Training high-performance and large-scale deep neural networks with full 8-bit integers

Abstract

Deep neural network (DNN) quantization converting floating-point (FP) data in the network to integers (INT) is an effective way to shrink the model size for memory saving and simplify the operations for compute acceleration. Recently, researches on DNN quantization develop from inference to training, laying a foundation for the online training on accelerators. However, existing schemes leaving batch normalization (BN) untouched during training are mostly incomplete quantization that still adopts high precision FP in some parts of the data paths. Currently, there is no solution that can use only low bit-width INT data during the whole training process of large-scale DNNs with acceptable accuracy.

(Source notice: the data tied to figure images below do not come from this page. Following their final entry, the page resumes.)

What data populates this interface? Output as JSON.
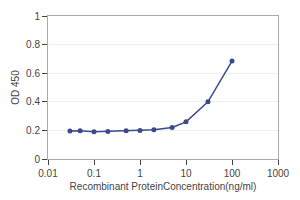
{
  "chart_data": {
    "type": "line",
    "x": [
      0.03,
      0.05,
      0.1,
      0.2,
      0.5,
      1,
      2,
      5,
      10,
      30,
      100
    ],
    "values": [
      0.195,
      0.198,
      0.19,
      0.193,
      0.198,
      0.2,
      0.205,
      0.22,
      0.26,
      0.4,
      0.685
    ],
    "color": "#3a4a8a",
    "marker": "circle",
    "xlabel": "Recombinant ProteinConcentration(ng/ml)",
    "ylabel": "OD 450",
    "log": "x",
    "xlim": [
      0.01,
      1000
    ],
    "ylim": [
      0,
      1
    ],
    "xticks": [
      0.01,
      0.1,
      1,
      10,
      100,
      1000
    ],
    "yticks": [
      0,
      0.2,
      0.4,
      0.6,
      0.8,
      1
    ],
    "grid": true
  }
}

In this work, through decomposing all the computation steps in DNNs and fusing three special quantization functions to satisfy the different precision requirements, we propose a unified complete quantization framework termed as “WAGEUBN” to quantize DNNs involving all data paths including W (Weights), A (Activation), G (Gradient), E (Error), U (Update), and BN. Moreover, the Momentum optimizer is also quantized to realize a completely quantized framework. Experiments on ResNet18/34/50 models demonstrate that WAGEUBN can achieve competitive accuracy on the ImageNet dataset. For the first time, the study of quantization in large-scale DNNs is advanced to the full 8-bit INT level. In this way, all the operations in the training and inference can be bit-wise operations, pushing towards faster processing speed, decreased memory cost, and higher energy efficiency. Our throughout quantization framework has great potential for future efficient portable devices with online learning ability.